Ci si’ tie e ci su’ jieu.

In puro stile di commedia dell’assurdo, lo scontro continua per la goduria di chi apprezza  pettegolezzo e  urla.

Non so se l’Assessore Montagna ha irrorato veramente quel diserbante ai lati del campo sportivo. C’è chi giura di sì e chi lo nega categoricamente, io ho solo qualche convinzione, non ho certezze, quindi mi astengo dal sostenere una delle due tesi. Di certo c’è che questo amministratore, il Montagna, si prende così tanta cura di strutture pubbliche con mezzi propri e suo tempo libero, non solo per il campo sportivo, ma in modo particolare nel curare il parco del Castello Baronale. C’è chi lo apprezza e non può mancare certo chi lo subisce come fumo negli occhi. Ma si sa, quando si opera il rischio di commettere degli errori in buona fede è a portata di mano per tutti, quindi, semmai fosse stato commesso questo errore, è di fatto un errore in buona fede e ciò gli andrebbe riconosciuto, invece… Domani, domenica 19, il comizio in programma dell’opposizione, certamente non mancherà di rinfocolare ulteriormente il battibecco su “ci si’ tie e ci su’ jieu”; cci ài cumbinatu tie, e cci aggiu cumbinatu jieu”.

Il volantino della maggioranza non è di meno. Tra le righe si fa riferimento all’inquinamento che producono quei ripetitori di telefonini voluti e installati proprio lì sul campo sportivo dall’ amministrazione precedente, i quali, a detta dell’amministrazione attuale, producono molto più inquinamento del diserbante. Ma la cosa più perniciosa che solleva è il riferimento alla zona industriale. Quella concessione a 4,50 euro circa al metro quadro, concessa dall’amministrazione precedente, potrà comportare gravi conseguenze (a detta di alcuni) per le casse del Comune, quindi per i cittadini contribuenti. Si parla di cifre che potrebbero oscillare dai 600 mila euro al milione che il Comune rischia di dover rimborsare ai proprietari della terra sulla quale sono stati installati dei pannelli solari da parte dell’Italgest di Paride De Masi.

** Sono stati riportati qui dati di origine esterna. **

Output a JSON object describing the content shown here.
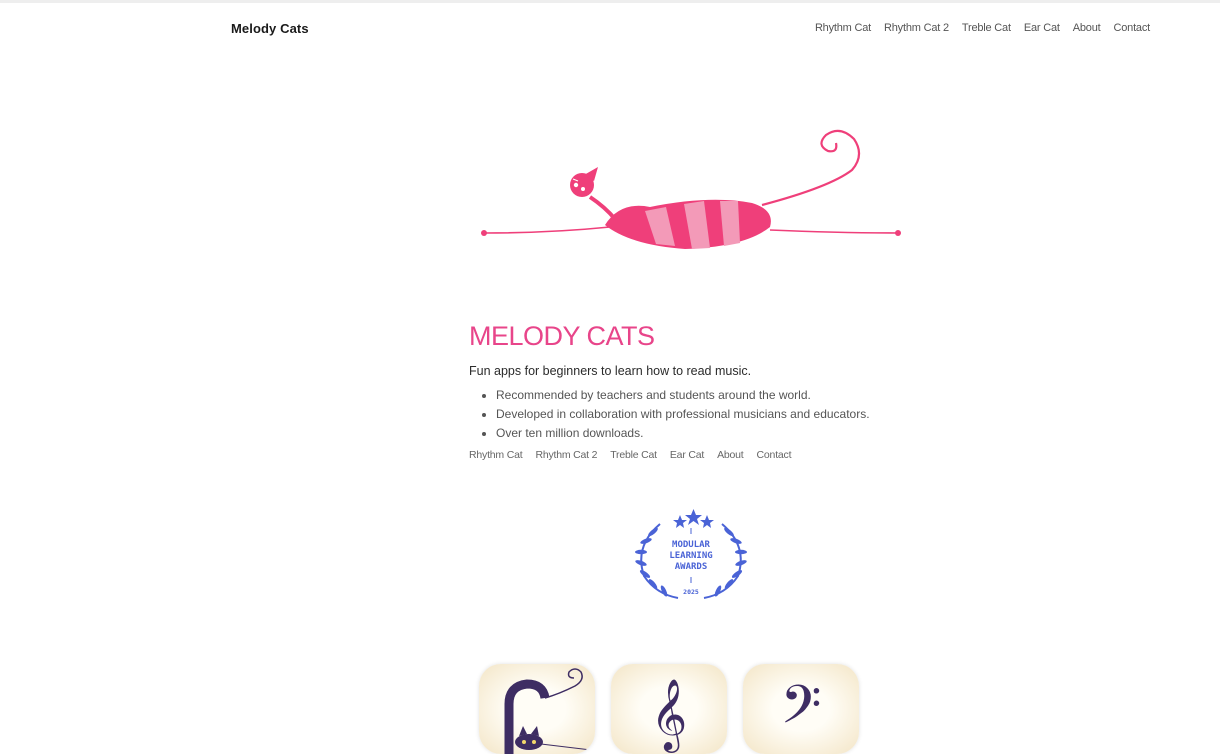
{
  "header": {
    "brand": "Melody Cats",
    "nav": [
      "Rhythm Cat",
      "Rhythm Cat 2",
      "Treble Cat",
      "Ear Cat",
      "About",
      "Contact"
    ]
  },
  "main": {
    "title": "MELODY CATS",
    "tagline": "Fun apps for beginners to learn how to read music.",
    "features": [
      "Recommended by teachers and students around the world.",
      "Developed in collaboration with professional musicians and educators.",
      "Over ten million downloads."
    ],
    "footer_nav": [
      "Rhythm Cat",
      "Rhythm Cat 2",
      "Treble Cat",
      "Ear Cat",
      "About",
      "Contact"
    ]
  },
  "award": {
    "line1": "MODULAR",
    "line2": "LEARNING",
    "line3": "AWARDS",
    "year": "2025"
  },
  "app_icons": [
    {
      "icon": "rhythm-cat-app-icon"
    },
    {
      "icon": "treble-clef-icon"
    },
    {
      "icon": "bass-clef-icon"
    }
  ],
  "colors": {
    "accent_pink": "#e8458a",
    "cat_pink": "#ef3f7a",
    "cat_light_pink": "#f39ab8",
    "award_blue": "#4a63d6",
    "icon_purple": "#3e2d63"
  }
}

E questa sì che danneggerebbe gravemente le tasche dei contribuenti collepassesi, sempre che l’ipotesi formulata da qualcuno dovesse risultare veritiera. In questo ultimo caso ci sarebbe di che augurarsi che il giudice, chiamato a decidere, sia benigno nei nostri confronti.

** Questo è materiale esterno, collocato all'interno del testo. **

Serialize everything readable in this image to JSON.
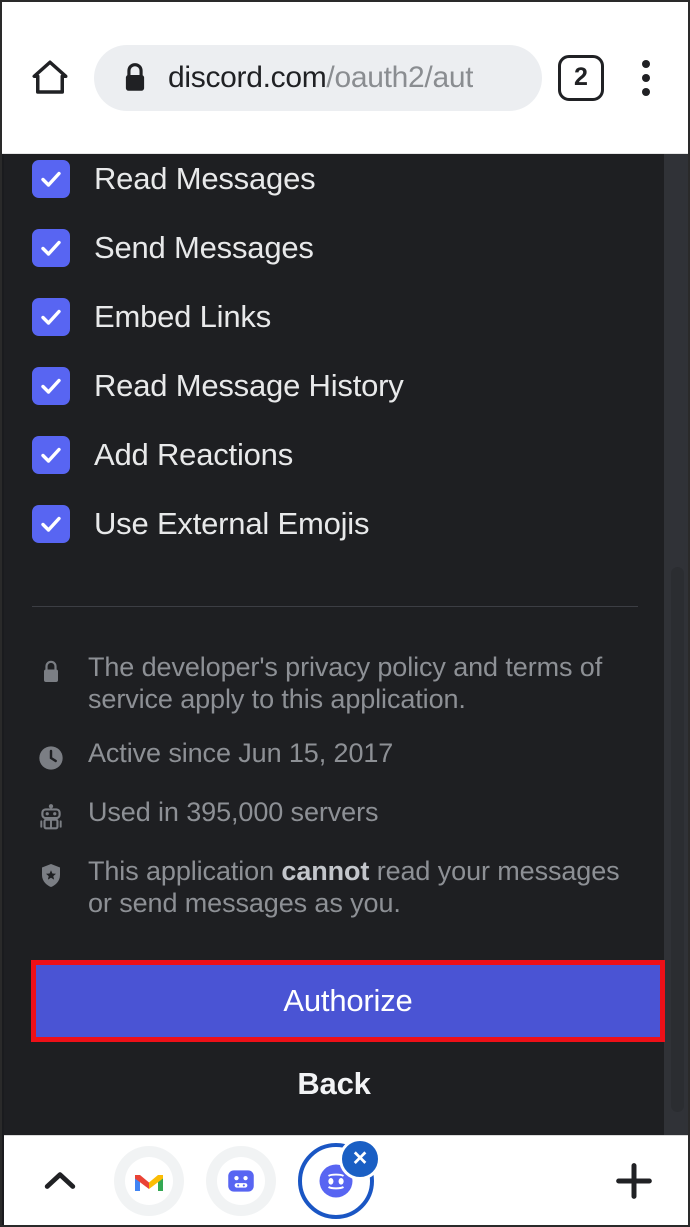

Per capirci meglio: quel terreno sul quale sono stati installati circa dieci ettari di pannelli solari era stato valutato dagli amministratori di allora per 8,50 euro circa al metro quadro, i proprietari dei terreni sostengono di aver pagato l’ICI per quel valore per anni. Poi quando è venuto il momento di vendere all’Italgest è stato concesso, quel terreno, a circa la metà. I proprietari han fatto ricorso e il rischio che vincano il contenzioso con il comune è piuttosto elevato. Diamo per scontato che anche qui c’è stata buona fede, e amen.

Mi fermo qui, per adesso, non c’è altro per cui valga la pena di spendere altro spazio, altro tempo, altro inchiostro.